Eu não tenho a menor ilusão de achar que fiz um trabalho completo sobre a militância do Mário Jorge como ativista estudantil. Não tratei do processo a que ele teve de responder na Justiça Militar e pela qual foi absolvido em 1972. Não discorri sobre o seu casamento com médica sergipana e seus dois filhos, com sua esposa e com namorada. Para mim, Mário Jorge foi um homem de seu tempo que carregou consigo as contradições do que acontecia no Brasil e nos Estados Unidos e pouco na França. O consumo de bebidas alcoólicas e de drogas ilegais por Mário Jorge certamente causou problemas para a sua vida de estudante, para a sua militância política e para a sua trajetória como artista multifacetado. Ele deixou para as gerações que vieram depois da dele o otimismo e a luta para o mudar o mundo social na turbulência antes do golpe de 1964 e a sua resistência ao regime militar implantado desse então.

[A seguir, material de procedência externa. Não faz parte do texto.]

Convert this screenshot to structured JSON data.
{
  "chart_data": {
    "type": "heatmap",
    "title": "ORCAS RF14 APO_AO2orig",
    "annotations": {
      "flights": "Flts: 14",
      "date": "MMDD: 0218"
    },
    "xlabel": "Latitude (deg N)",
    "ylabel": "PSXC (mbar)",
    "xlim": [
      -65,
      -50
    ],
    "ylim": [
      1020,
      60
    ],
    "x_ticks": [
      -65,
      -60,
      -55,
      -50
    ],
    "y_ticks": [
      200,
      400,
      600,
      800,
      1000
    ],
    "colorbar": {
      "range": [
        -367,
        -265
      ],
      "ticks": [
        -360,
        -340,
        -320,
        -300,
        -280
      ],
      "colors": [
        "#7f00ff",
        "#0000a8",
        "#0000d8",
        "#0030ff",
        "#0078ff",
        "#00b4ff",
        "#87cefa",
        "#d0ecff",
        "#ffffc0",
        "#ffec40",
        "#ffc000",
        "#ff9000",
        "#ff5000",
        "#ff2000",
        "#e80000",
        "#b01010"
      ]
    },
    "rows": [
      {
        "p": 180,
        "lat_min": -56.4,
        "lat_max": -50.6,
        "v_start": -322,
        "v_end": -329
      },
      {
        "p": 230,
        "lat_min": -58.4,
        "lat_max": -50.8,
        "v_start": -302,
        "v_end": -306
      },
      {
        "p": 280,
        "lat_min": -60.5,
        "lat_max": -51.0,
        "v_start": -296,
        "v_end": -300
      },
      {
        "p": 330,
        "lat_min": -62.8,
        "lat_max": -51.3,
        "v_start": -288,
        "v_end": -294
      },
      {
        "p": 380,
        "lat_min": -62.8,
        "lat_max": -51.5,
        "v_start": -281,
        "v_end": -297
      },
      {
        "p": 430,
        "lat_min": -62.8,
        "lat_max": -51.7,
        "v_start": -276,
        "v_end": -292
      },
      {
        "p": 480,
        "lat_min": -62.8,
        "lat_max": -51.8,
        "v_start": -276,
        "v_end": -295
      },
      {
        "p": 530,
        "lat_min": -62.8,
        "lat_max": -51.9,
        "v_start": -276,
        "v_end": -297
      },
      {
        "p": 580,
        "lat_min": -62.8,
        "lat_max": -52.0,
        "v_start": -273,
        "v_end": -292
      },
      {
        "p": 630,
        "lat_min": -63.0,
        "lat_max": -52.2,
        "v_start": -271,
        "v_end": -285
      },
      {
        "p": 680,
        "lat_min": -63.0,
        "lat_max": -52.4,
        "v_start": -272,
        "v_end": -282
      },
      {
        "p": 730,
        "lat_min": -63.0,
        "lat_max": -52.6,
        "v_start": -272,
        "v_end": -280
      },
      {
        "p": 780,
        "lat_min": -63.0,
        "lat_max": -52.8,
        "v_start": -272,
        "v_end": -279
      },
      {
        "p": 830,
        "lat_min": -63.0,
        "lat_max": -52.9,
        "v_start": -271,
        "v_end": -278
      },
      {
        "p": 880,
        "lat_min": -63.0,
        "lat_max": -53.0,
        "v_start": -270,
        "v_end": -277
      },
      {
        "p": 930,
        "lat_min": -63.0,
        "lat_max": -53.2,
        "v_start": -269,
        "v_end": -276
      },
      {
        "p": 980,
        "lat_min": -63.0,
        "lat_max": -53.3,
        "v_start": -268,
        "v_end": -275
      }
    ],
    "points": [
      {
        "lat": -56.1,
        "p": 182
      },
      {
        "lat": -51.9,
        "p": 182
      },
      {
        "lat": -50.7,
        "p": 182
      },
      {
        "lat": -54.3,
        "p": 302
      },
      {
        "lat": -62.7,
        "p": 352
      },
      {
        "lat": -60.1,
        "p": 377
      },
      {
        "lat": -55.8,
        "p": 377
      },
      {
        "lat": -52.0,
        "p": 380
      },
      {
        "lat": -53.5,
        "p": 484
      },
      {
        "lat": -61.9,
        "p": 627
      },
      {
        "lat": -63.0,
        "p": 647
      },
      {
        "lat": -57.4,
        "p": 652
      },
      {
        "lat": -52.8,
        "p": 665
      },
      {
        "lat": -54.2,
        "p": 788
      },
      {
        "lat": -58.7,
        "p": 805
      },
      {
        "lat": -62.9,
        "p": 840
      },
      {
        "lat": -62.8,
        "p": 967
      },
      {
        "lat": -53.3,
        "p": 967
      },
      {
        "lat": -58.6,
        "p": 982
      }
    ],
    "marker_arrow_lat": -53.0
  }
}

Post Scriptum: Na construção desse texto foram utilizados três entrevistas de Ana Lúcia Meneses, Ilma Fontes e Wellington Mangueira encontradas na seguinte monografia: MENESES DE SÁ Alisson et Valmor Gean Barroso Souza. A poesia em tempo de destaque: Mário Jorge. Aracaju, monografia em História/Unit,2007. Tive conversas por telefone com o historiador do movimento estudantil sergipano José Vieira da Cruz, com Gilson dos Reis, com o sociólogo Luciano Oliveira, com Ana Lúcia Meneses e com Wellington Mangueira. Também usei documento coletado no Superior Tribunal Militar, produzido do Serviço Nacional de Informação (ASV_ACE_2953_82), disponível no Arquivo Comissão Estadual da Verdade de Sergipe. Foram consultados os livros de DANTAS, Ibarê. A tutela militar em Sergipe. São Paulo, Tempo Brasileiro e de VIEIRA DA CRUZ, José. Autonomia e Resistência. Aracaju, Editora Criação, 2015.